I'm conflicted. I've been reading about rationality and thinking about apologetics. I was raised Christian, went to a Christian school and all that.
Some people (EY and the LessWrong crowd in particular) believe religion is not only harmful, but that it must be completely extinguished for being an error in thinking. Their frame of reference is the scientific method and aspects of mathematics (statistics, probability, game theory, etc.). They're all atheists there, that's a given, but instead of the atheist that "lacks belief in God" and other irregular wordplay, they are actively trying to deconvert people.

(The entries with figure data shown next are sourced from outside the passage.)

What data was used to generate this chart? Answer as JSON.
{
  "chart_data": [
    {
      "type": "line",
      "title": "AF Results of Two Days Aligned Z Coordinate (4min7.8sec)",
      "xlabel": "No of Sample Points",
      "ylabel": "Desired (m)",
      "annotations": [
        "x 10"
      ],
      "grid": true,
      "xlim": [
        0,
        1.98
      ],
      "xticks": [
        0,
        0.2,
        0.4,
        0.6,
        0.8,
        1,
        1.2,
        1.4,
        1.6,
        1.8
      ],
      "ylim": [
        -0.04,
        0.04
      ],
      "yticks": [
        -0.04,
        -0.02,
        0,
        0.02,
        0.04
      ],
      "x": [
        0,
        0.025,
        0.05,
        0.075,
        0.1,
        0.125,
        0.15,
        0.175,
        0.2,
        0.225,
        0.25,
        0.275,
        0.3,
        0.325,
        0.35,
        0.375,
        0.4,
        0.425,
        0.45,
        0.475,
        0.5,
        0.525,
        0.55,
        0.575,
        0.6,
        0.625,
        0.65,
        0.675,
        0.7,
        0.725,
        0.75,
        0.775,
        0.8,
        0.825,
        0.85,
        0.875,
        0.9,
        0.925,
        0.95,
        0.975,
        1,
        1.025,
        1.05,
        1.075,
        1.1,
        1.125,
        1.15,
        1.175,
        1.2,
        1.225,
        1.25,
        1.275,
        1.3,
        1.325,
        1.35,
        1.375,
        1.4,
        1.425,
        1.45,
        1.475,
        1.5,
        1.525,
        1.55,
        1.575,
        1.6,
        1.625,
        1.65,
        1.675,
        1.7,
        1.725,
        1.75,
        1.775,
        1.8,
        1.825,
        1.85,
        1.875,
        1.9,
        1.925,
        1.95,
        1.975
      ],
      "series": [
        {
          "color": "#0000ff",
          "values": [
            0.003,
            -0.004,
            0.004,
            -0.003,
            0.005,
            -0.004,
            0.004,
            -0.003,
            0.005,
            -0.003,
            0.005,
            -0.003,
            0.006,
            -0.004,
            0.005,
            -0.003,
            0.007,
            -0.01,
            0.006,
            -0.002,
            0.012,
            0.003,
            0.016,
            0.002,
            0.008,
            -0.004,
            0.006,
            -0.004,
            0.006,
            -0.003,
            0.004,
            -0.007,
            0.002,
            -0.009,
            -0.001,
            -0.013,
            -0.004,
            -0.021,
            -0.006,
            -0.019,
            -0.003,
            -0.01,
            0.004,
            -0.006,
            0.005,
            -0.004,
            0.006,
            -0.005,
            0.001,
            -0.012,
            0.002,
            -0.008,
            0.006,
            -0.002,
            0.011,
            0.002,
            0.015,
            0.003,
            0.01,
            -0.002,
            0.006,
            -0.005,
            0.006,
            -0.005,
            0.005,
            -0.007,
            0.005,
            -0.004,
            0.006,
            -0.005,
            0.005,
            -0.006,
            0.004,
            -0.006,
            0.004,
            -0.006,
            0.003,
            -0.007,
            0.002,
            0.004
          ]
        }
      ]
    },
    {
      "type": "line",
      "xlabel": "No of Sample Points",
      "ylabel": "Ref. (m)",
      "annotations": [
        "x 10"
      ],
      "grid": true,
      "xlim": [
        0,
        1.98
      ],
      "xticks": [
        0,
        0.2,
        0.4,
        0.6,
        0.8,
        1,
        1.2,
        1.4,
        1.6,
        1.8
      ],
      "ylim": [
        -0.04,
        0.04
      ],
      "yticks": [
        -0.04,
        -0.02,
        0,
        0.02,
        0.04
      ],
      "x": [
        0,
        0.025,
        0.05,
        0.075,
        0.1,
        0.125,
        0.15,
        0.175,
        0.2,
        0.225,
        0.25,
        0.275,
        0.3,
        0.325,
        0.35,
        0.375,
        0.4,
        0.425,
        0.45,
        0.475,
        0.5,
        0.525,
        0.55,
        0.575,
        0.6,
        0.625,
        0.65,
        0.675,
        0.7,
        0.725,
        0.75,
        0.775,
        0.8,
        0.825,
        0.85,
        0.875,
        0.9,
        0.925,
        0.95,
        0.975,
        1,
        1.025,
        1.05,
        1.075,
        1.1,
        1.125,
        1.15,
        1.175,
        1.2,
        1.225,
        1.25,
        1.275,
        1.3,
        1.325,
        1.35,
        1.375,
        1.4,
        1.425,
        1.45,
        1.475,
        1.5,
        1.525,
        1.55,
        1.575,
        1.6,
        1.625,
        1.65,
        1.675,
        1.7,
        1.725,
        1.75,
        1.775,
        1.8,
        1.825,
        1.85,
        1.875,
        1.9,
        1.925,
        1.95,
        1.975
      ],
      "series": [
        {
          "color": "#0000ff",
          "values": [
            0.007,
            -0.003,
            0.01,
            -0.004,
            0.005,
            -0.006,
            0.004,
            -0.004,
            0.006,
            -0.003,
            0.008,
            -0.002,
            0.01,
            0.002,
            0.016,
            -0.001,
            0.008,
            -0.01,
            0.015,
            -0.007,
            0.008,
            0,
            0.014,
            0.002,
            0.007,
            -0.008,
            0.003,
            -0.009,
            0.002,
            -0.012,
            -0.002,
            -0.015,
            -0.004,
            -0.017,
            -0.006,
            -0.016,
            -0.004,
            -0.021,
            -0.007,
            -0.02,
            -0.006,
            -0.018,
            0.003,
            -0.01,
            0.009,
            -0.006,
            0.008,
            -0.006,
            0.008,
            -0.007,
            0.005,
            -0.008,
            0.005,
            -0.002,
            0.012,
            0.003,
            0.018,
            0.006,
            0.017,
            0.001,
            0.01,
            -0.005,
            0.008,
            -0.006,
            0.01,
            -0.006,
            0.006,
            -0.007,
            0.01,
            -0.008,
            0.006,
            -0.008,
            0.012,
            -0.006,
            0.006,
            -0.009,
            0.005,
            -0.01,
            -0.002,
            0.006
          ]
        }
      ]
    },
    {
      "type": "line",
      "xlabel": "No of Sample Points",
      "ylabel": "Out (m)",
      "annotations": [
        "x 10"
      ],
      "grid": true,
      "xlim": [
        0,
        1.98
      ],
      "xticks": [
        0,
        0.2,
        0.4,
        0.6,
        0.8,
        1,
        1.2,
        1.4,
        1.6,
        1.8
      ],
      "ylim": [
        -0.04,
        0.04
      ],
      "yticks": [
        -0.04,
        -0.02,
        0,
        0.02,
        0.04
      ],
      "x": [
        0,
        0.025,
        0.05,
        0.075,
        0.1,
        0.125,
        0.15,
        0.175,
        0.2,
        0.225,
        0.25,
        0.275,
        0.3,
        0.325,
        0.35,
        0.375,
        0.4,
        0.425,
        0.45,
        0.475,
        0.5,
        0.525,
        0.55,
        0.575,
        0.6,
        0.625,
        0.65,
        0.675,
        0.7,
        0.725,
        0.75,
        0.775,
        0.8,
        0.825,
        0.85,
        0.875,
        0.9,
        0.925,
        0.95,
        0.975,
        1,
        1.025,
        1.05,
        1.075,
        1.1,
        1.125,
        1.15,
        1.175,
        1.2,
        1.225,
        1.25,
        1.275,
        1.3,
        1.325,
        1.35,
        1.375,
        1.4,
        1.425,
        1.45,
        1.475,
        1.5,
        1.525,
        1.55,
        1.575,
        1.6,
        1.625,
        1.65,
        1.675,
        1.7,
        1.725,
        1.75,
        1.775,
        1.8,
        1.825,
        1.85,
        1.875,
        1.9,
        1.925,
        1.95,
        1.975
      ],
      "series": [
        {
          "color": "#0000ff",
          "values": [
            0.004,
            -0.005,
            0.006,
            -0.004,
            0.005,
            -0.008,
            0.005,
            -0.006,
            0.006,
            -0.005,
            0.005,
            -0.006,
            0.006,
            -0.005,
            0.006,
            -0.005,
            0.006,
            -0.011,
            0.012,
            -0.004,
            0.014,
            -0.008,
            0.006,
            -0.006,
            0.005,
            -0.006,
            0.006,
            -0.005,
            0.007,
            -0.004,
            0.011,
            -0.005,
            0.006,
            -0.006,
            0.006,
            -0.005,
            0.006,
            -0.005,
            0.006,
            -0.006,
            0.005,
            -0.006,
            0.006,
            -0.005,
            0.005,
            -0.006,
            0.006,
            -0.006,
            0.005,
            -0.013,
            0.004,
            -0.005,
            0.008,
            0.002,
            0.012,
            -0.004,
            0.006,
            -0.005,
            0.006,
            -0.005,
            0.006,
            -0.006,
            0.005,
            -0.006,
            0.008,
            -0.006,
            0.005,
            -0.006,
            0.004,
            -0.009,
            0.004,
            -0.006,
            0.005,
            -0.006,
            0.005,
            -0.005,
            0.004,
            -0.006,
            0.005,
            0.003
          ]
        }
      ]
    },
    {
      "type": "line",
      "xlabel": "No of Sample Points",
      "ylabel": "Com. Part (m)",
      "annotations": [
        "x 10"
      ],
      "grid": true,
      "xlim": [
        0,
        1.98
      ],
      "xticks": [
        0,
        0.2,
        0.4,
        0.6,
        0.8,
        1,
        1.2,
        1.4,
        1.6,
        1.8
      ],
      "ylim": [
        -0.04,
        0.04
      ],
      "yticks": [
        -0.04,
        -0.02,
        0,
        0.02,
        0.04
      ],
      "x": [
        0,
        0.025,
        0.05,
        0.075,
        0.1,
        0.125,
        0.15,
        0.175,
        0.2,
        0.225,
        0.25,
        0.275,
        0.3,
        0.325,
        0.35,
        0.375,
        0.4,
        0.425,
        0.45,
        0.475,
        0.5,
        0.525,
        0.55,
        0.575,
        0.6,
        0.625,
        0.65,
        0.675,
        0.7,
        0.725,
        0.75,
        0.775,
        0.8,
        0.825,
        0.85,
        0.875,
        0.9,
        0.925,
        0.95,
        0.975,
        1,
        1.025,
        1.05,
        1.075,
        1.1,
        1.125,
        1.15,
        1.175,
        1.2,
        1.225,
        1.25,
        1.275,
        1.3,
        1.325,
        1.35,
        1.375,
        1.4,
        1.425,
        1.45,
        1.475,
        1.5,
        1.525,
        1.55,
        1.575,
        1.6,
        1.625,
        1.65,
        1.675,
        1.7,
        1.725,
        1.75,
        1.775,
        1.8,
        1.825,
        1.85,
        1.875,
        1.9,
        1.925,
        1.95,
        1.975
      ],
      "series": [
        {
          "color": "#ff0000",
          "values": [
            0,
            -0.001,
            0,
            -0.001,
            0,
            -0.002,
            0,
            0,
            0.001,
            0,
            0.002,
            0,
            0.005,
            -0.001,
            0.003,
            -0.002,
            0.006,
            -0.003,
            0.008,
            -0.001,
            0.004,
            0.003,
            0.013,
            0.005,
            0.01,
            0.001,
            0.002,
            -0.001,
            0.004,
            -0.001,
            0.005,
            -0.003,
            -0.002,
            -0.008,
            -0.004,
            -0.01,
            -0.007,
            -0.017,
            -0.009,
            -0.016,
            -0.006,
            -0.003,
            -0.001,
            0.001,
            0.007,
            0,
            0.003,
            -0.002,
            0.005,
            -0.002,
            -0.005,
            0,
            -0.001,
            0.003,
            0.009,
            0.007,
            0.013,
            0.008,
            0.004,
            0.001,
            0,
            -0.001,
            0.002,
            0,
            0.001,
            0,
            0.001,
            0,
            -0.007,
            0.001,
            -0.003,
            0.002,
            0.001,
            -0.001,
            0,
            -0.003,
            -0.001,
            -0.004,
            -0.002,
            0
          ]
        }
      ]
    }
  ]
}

One aspect they discuss is cognitive biases, that our thinking style is "imperfect" according to mathematical rules humans made as a result of evolution being a clumsy and imperfect designer. If we all adopt materialist-scientism worldviews the world would become a better place, apparently. There's "nothing but" matter and energy, so you must arbitrarily deny that reality has a meaningful nonmaterial aspect, or any kind of meaning for that matter - we're nothing but atoms (but for unspecified reasons we must protect the human race from a superintelligent AI identical to God by definition). Why build an AI God if you want to remove existing religion from the equation? Creating an omnipotent being with powers of atemporality and acausality could potentially be The God of the religions you try to do away with, that is this precise historical trajectory is the temporal loop needed for the AI/God to ensure its own existence. Who knows?
lesswrong.com
Here is another example readthesequences.com
Here the author doesn't point at the claim of God, but to the finger of another that points to God. Instead of addressing whether an omnipotent, omnipresent and omniscient God can be studied, modelled and predicted as a localised event as the scientific method does, or through arguments in pure logic. Instead we get a Whiggish and selective description of history, and that "religion's" (not a religion, or theism, but "religion") position in civilisation is Non-Optimal by the standards of an unqualified silicon valley neckbeard.
My ramble leads to this: current research on rationality and the scientific method deal with localised events, like a poker game and a synthesis of two chemicals. Acting "irrational" is the norm because 'bad' evolution. Science is also having a replication crisis, is subject to fudging the numbers and plagiarism, and is often funded by motivated political interests with agendas.
Do you believe it's possible to be completely rational in your worldview (in your dealings with matter and atoms) while still believing in God? Is religion destructive, considering of all recorded wars non-Islamic wars account for ~3.5% of them in total?
Frankly I think the Orthodox notion of Prelest very rational and the prevalence of Hubris very irrational, but on the God question I'm a bit on the fence.